Aceh Tenggara, Radar-x.net – Dewan Pengawas (Dewas) Baitul Mal Kabupaten (BMK) Aceh Tenggara menghimbau kepada seluruh masyarakat khususnya mahasiswa, santri dan mualaf yang mengajukan permohonan bantuan Zakat Infaq dan Sedekah (ZIS) tahap II tahun 2024, tidak dibenarkan melalui calo atau pihak ketiga.
“Untuk pengajuan berkas tidak dibenarkan melalui calo atau pihak ketiga secara kolektif,” kata Ketua Dewas BMK Agara, Kasirin kepada Radar-x.net, Rabu 10 Juli 2024.
Kasirin menjelaskan, pengajuan berkas santri dan mahasiswa dalam ataupun luar daerah masuk melalui pesantren dan perguruan tinggi masing-masing, kalau secara pribadi berkas tidak dapat diterima atau ditolak.
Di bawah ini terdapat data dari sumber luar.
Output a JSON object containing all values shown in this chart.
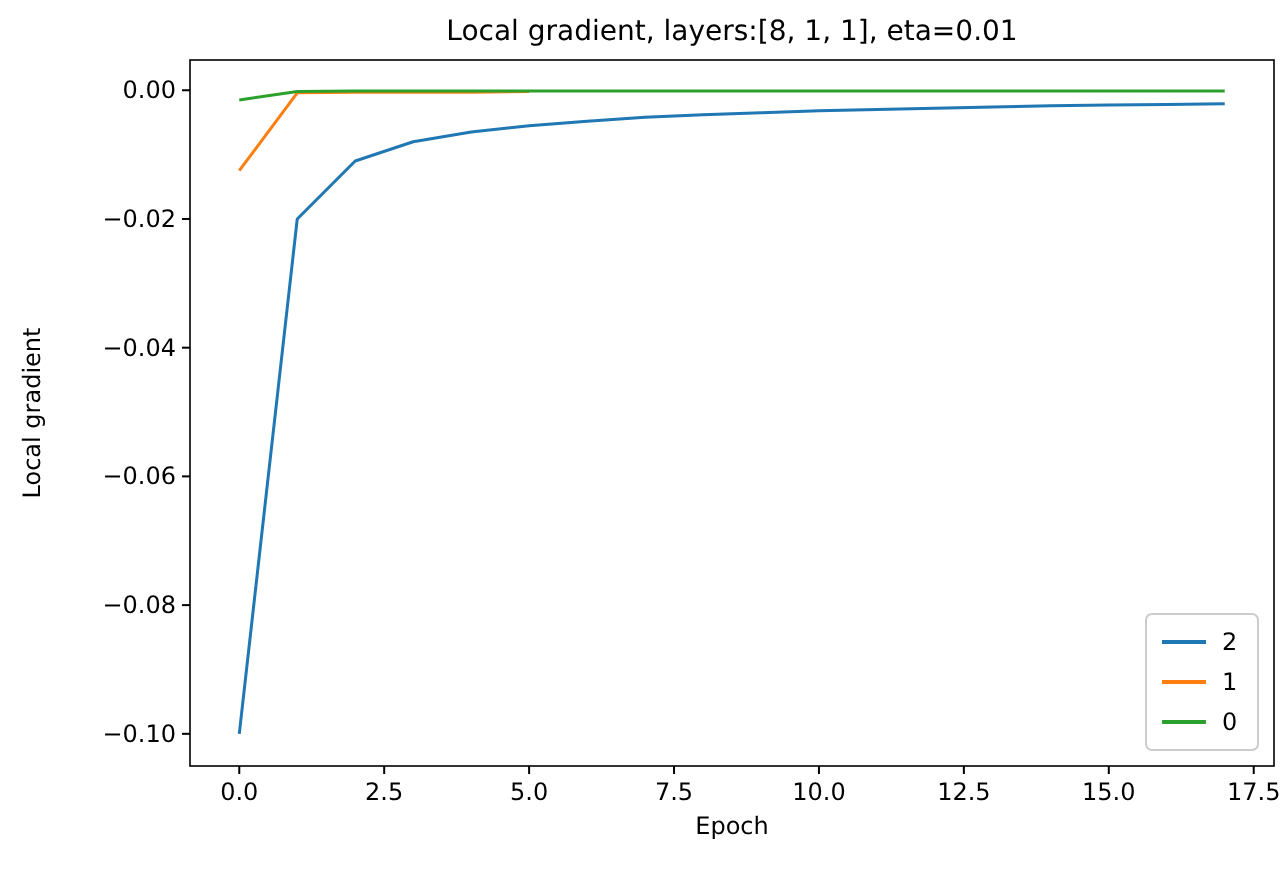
{
  "chart_data": {
    "type": "line",
    "title": "Local gradient, layers:[8, 1, 1], eta=0.01",
    "xlabel": "Epoch",
    "ylabel": "Local gradient",
    "x": [
      0,
      1,
      2,
      3,
      4,
      5,
      6,
      7,
      8,
      9,
      10,
      11,
      12,
      13,
      14,
      15,
      16,
      17
    ],
    "series": [
      {
        "name": "2",
        "color": "#1f77b4",
        "values": [
          -0.1,
          -0.02,
          -0.011,
          -0.008,
          -0.0065,
          -0.0055,
          -0.0048,
          -0.0042,
          -0.0038,
          -0.0035,
          -0.0032,
          -0.003,
          -0.0028,
          -0.0026,
          -0.0024,
          -0.0023,
          -0.0022,
          -0.0021
        ]
      },
      {
        "name": "1",
        "color": "#ff7f0e",
        "values": [
          -0.0125,
          -0.0004,
          -0.0003,
          -0.0003,
          -0.0003,
          -0.0002,
          null,
          null,
          null,
          null,
          null,
          null,
          null,
          null,
          null,
          null,
          null,
          null
        ]
      },
      {
        "name": "0",
        "color": "#2ca02c",
        "values": [
          -0.0015,
          -0.0002,
          -0.0001,
          -0.0001,
          -0.0001,
          -0.0001,
          -0.0001,
          -0.0001,
          -0.0001,
          -0.0001,
          -0.0001,
          -0.0001,
          -0.0001,
          -0.0001,
          -0.0001,
          -0.0001,
          -0.0001,
          -0.0001
        ]
      }
    ],
    "xlim": [
      -0.85,
      17.85
    ],
    "xticks": [
      {
        "value": 0,
        "label": "0.0"
      },
      {
        "value": 2.5,
        "label": "2.5"
      },
      {
        "value": 5,
        "label": "5.0"
      },
      {
        "value": 7.5,
        "label": "7.5"
      },
      {
        "value": 10,
        "label": "10.0"
      },
      {
        "value": 12.5,
        "label": "12.5"
      },
      {
        "value": 15,
        "label": "15.0"
      },
      {
        "value": 17.5,
        "label": "17.5"
      }
    ],
    "ylim": [
      -0.105,
      0.0047
    ],
    "yticks": [
      {
        "value": -0.1,
        "label": "−0.10"
      },
      {
        "value": -0.08,
        "label": "−0.08"
      },
      {
        "value": -0.06,
        "label": "−0.06"
      },
      {
        "value": -0.04,
        "label": "−0.04"
      },
      {
        "value": -0.02,
        "label": "−0.02"
      },
      {
        "value": 0,
        "label": "0.00"
      }
    ],
    "legend": "bottom right",
    "grid": false
  }
}
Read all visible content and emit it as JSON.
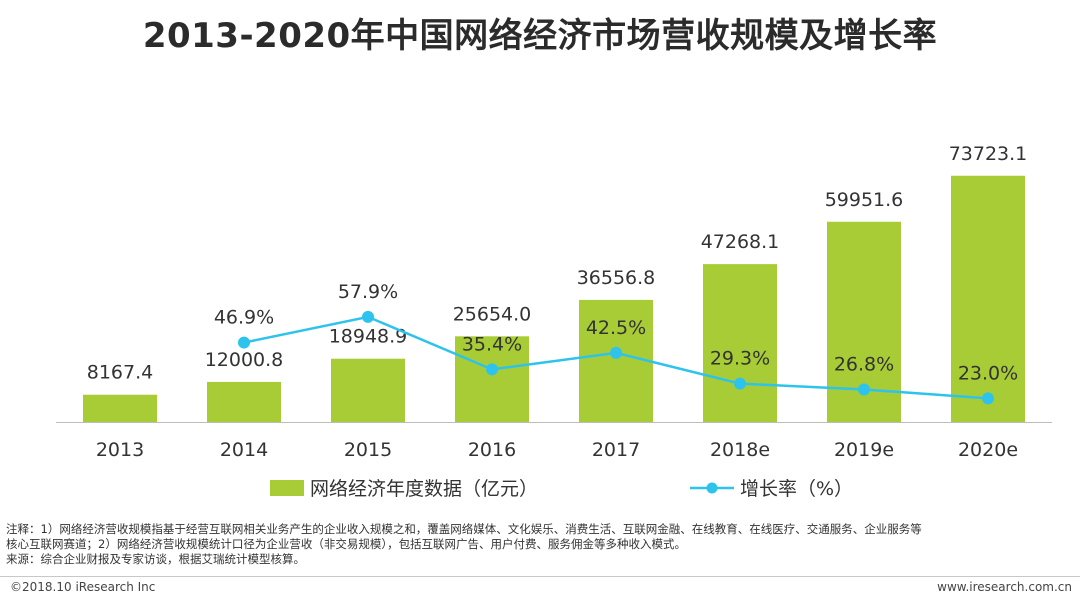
{
  "chart_data": {
    "type": "bar+line",
    "title": "2013-2020年中国网络经济市场营收规模及增长率",
    "categories": [
      "2013",
      "2014",
      "2015",
      "2016",
      "2017",
      "2018e",
      "2019e",
      "2020e"
    ],
    "series": [
      {
        "name": "网络经济年度数据（亿元）",
        "type": "bar",
        "color": "#a8cc35",
        "values": [
          8167.4,
          12000.8,
          18948.9,
          25654.0,
          36556.8,
          47268.1,
          59951.6,
          73723.1
        ],
        "labels": [
          "8167.4",
          "12000.8",
          "18948.9",
          "25654.0",
          "36556.8",
          "47268.1",
          "59951.6",
          "73723.1"
        ]
      },
      {
        "name": "增长率（%）",
        "type": "line",
        "color": "#2ec3ec",
        "values": [
          null,
          46.9,
          57.9,
          35.4,
          42.5,
          29.3,
          26.8,
          23.0
        ],
        "labels": [
          "",
          "46.9%",
          "57.9%",
          "35.4%",
          "42.5%",
          "29.3%",
          "26.8%",
          "23.0%"
        ]
      }
    ],
    "bar_ylim": [
      0,
      100000
    ],
    "line_ylim": [
      0,
      180
    ],
    "legend": [
      "网络经济年度数据（亿元）",
      "增长率（%）"
    ]
  },
  "notes": {
    "line1": "注释：1）网络经济营收规模指基于经营互联网相关业务产生的企业收入规模之和，覆盖网络媒体、文化娱乐、消费生活、互联网金融、在线教育、在线医疗、交通服务、企业服务等",
    "line2": "核心互联网赛道；2）网络经济营收规模统计口径为企业营收（非交易规模），包括互联网广告、用户付费、服务佣金等多种收入模式。",
    "line3": "来源：综合企业财报及专家访谈，根据艾瑞统计模型核算。"
  },
  "footer": {
    "copyright": "©2018.10 iResearch Inc",
    "website": "www.iresearch.com.cn"
  }
}
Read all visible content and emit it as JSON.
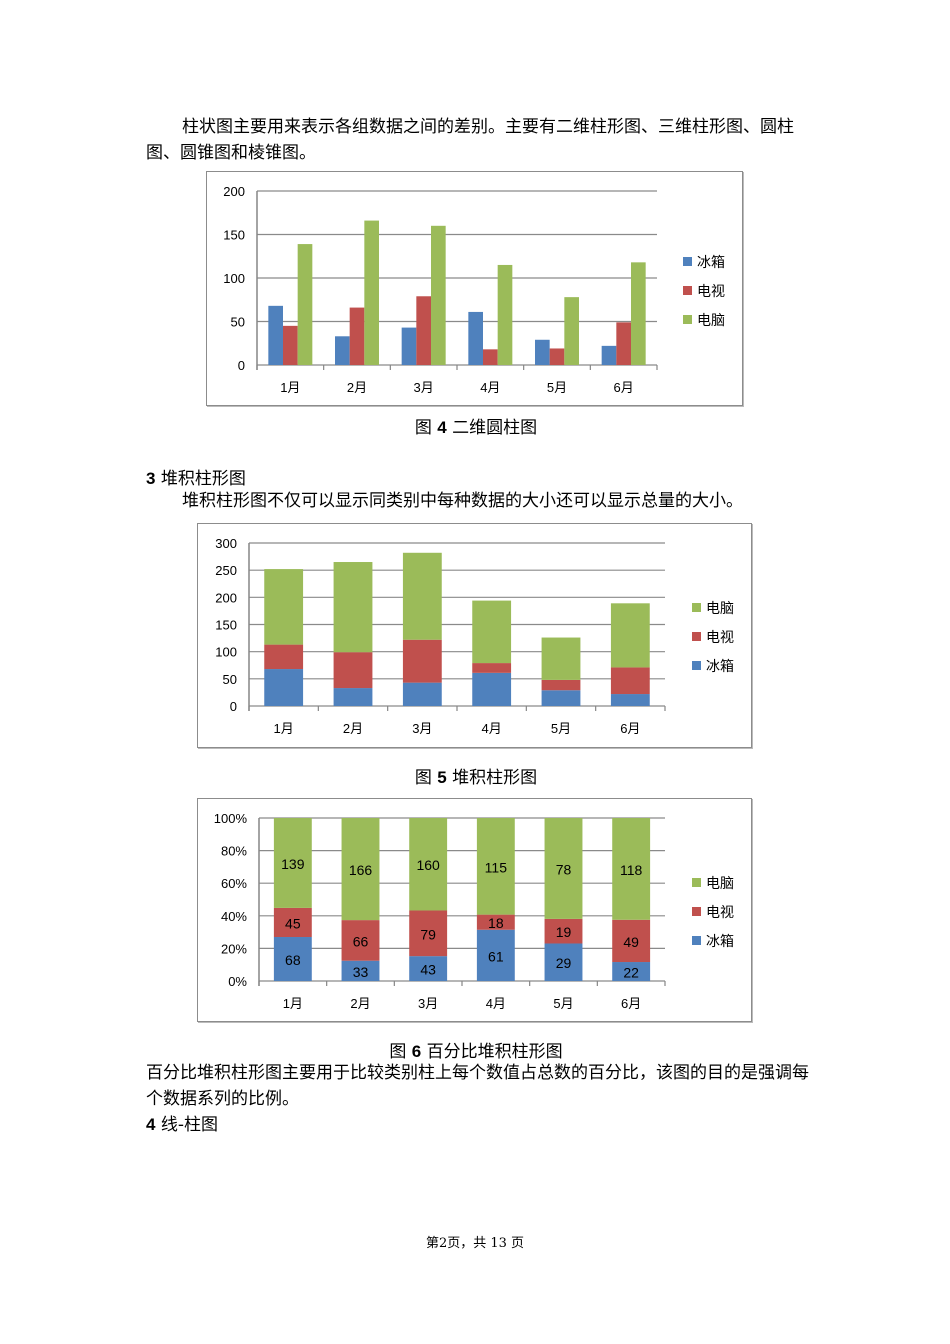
{
  "intro": {
    "text": "柱状图主要用来表示各组数据之间的差别。主要有二维柱形图、三维柱形图、圆柱图、圆锥图和棱锥图。"
  },
  "figure4": {
    "caption_prefix": "图",
    "caption_num": "4",
    "caption_text": "二维圆柱图"
  },
  "section3": {
    "num": "3",
    "title": "堆积柱形图",
    "text": "堆积柱形图不仅可以显示同类别中每种数据的大小还可以显示总量的大小。"
  },
  "figure5": {
    "caption_prefix": "图",
    "caption_num": "5",
    "caption_text": "堆积柱形图"
  },
  "figure6": {
    "caption_prefix": "图",
    "caption_num": "6",
    "caption_text": "百分比堆积柱形图"
  },
  "section3b": {
    "text": "百分比堆积柱形图主要用于比较类别柱上每个数值占总数的百分比，该图的目的是强调每个数据系列的比例。"
  },
  "section4": {
    "num": "4",
    "title": "线-柱图"
  },
  "footer": {
    "text": "第2页，共 13 页"
  },
  "colors": {
    "冰箱": "#4F81BD",
    "电视": "#C0504D",
    "电脑": "#9BBB59"
  },
  "chart_data": [
    {
      "type": "bar",
      "title": "图4 二维圆柱图",
      "categories": [
        "1月",
        "2月",
        "3月",
        "4月",
        "5月",
        "6月"
      ],
      "series": [
        {
          "name": "冰箱",
          "values": [
            68,
            33,
            43,
            61,
            29,
            22
          ]
        },
        {
          "name": "电视",
          "values": [
            45,
            66,
            79,
            18,
            19,
            49
          ]
        },
        {
          "name": "电脑",
          "values": [
            139,
            166,
            160,
            115,
            78,
            118
          ]
        }
      ],
      "yticks": [
        0,
        50,
        100,
        150,
        200
      ],
      "ylim": [
        0,
        200
      ],
      "grid": true,
      "legend_position": "right",
      "legend_order": [
        "冰箱",
        "电视",
        "电脑"
      ]
    },
    {
      "type": "bar",
      "stacked": true,
      "title": "图5 堆积柱形图",
      "categories": [
        "1月",
        "2月",
        "3月",
        "4月",
        "5月",
        "6月"
      ],
      "series": [
        {
          "name": "冰箱",
          "values": [
            68,
            33,
            43,
            61,
            29,
            22
          ]
        },
        {
          "name": "电视",
          "values": [
            45,
            66,
            79,
            18,
            19,
            49
          ]
        },
        {
          "name": "电脑",
          "values": [
            139,
            166,
            160,
            115,
            78,
            118
          ]
        }
      ],
      "yticks": [
        0,
        50,
        100,
        150,
        200,
        250,
        300
      ],
      "ylim": [
        0,
        300
      ],
      "grid": true,
      "legend_position": "right",
      "legend_order": [
        "电脑",
        "电视",
        "冰箱"
      ]
    },
    {
      "type": "bar",
      "stacked": "percent",
      "title": "图6 百分比堆积柱形图",
      "categories": [
        "1月",
        "2月",
        "3月",
        "4月",
        "5月",
        "6月"
      ],
      "series": [
        {
          "name": "冰箱",
          "values": [
            68,
            33,
            43,
            61,
            29,
            22
          ]
        },
        {
          "name": "电视",
          "values": [
            45,
            66,
            79,
            18,
            19,
            49
          ]
        },
        {
          "name": "电脑",
          "values": [
            139,
            166,
            160,
            115,
            78,
            118
          ]
        }
      ],
      "yticks": [
        "0%",
        "20%",
        "40%",
        "60%",
        "80%",
        "100%"
      ],
      "ylim": [
        0,
        100
      ],
      "data_labels": true,
      "grid": true,
      "legend_position": "right",
      "legend_order": [
        "电脑",
        "电视",
        "冰箱"
      ]
    }
  ]
}
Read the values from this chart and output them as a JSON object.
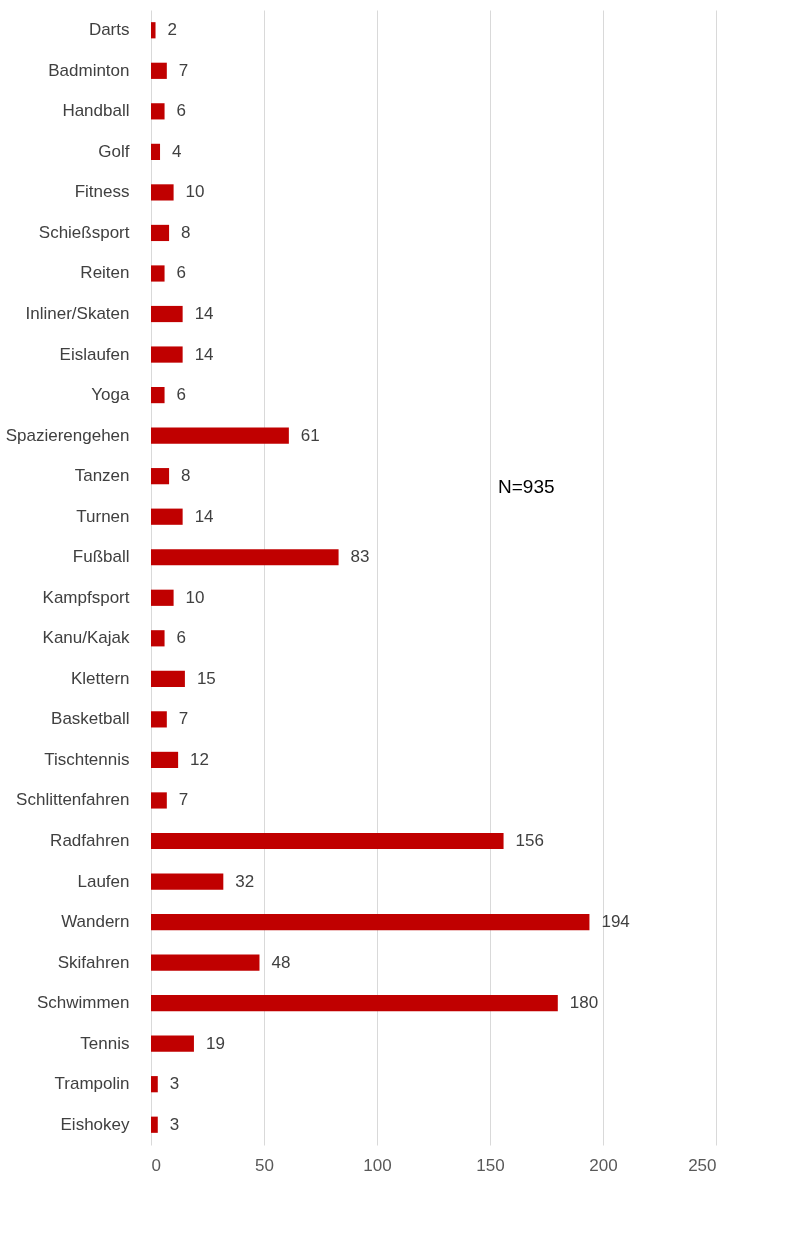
{
  "chart_data": {
    "type": "bar",
    "orientation": "horizontal",
    "categories": [
      "Darts",
      "Badminton",
      "Handball",
      "Golf",
      "Fitness",
      "Schießsport",
      "Reiten",
      "Inliner/Skaten",
      "Eislaufen",
      "Yoga",
      "Spazierengehen",
      "Tanzen",
      "Turnen",
      "Fußball",
      "Kampfsport",
      "Kanu/Kajak",
      "Klettern",
      "Basketball",
      "Tischtennis",
      "Schlittenfahren",
      "Radfahren",
      "Laufen",
      "Wandern",
      "Skifahren",
      "Schwimmen",
      "Tennis",
      "Trampolin",
      "Eishokey"
    ],
    "values": [
      2,
      7,
      6,
      4,
      10,
      8,
      6,
      14,
      14,
      6,
      61,
      8,
      14,
      83,
      10,
      6,
      15,
      7,
      12,
      7,
      156,
      32,
      194,
      48,
      180,
      19,
      3,
      3
    ],
    "color": "#c00000",
    "xlim": [
      0,
      250
    ],
    "xticks": [
      0,
      50,
      100,
      150,
      200,
      250
    ],
    "grid": "x",
    "data_labels": true,
    "annotations": [
      "N=935"
    ]
  }
}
Kemudian, pengajuan berkas tidak dipungut biaya apapun atau gratis.
Apa bila ada orang lain atau pihak lain, yang menjanjikan sesuatu dengan meminta atau menjanjikan imbalan pungutan liar (Pungli) jangan di percaya.
“Itu tidak benar dan tidak bertanggungjawab. Jika ada indikasi ditemukan upaya pungli yang menjanjikan, laporkan pada Dewas Baitul Mal. Kita akan proses dan tindaklanjuti,” pungkasnya
Sementara itu, Ketua Baitul Mal Aceh Tenggara, Tgk Supian Husni Salam mengatakan, himbuan dari Dewas itu merupakan hasil kesepakatan bersama di Baitul Mal Kabupaten (BMK).
“Himbuan sudah kita muat dalam papan pengumuman di Sekretariat Baitul Mal Aceh Tenggara,” ujarnya.
Tgk Supian menyebutkan, untuk mekanisme pemberkasan dan penyerahan sudah jelas ketentuannya di selebaran pengumuman.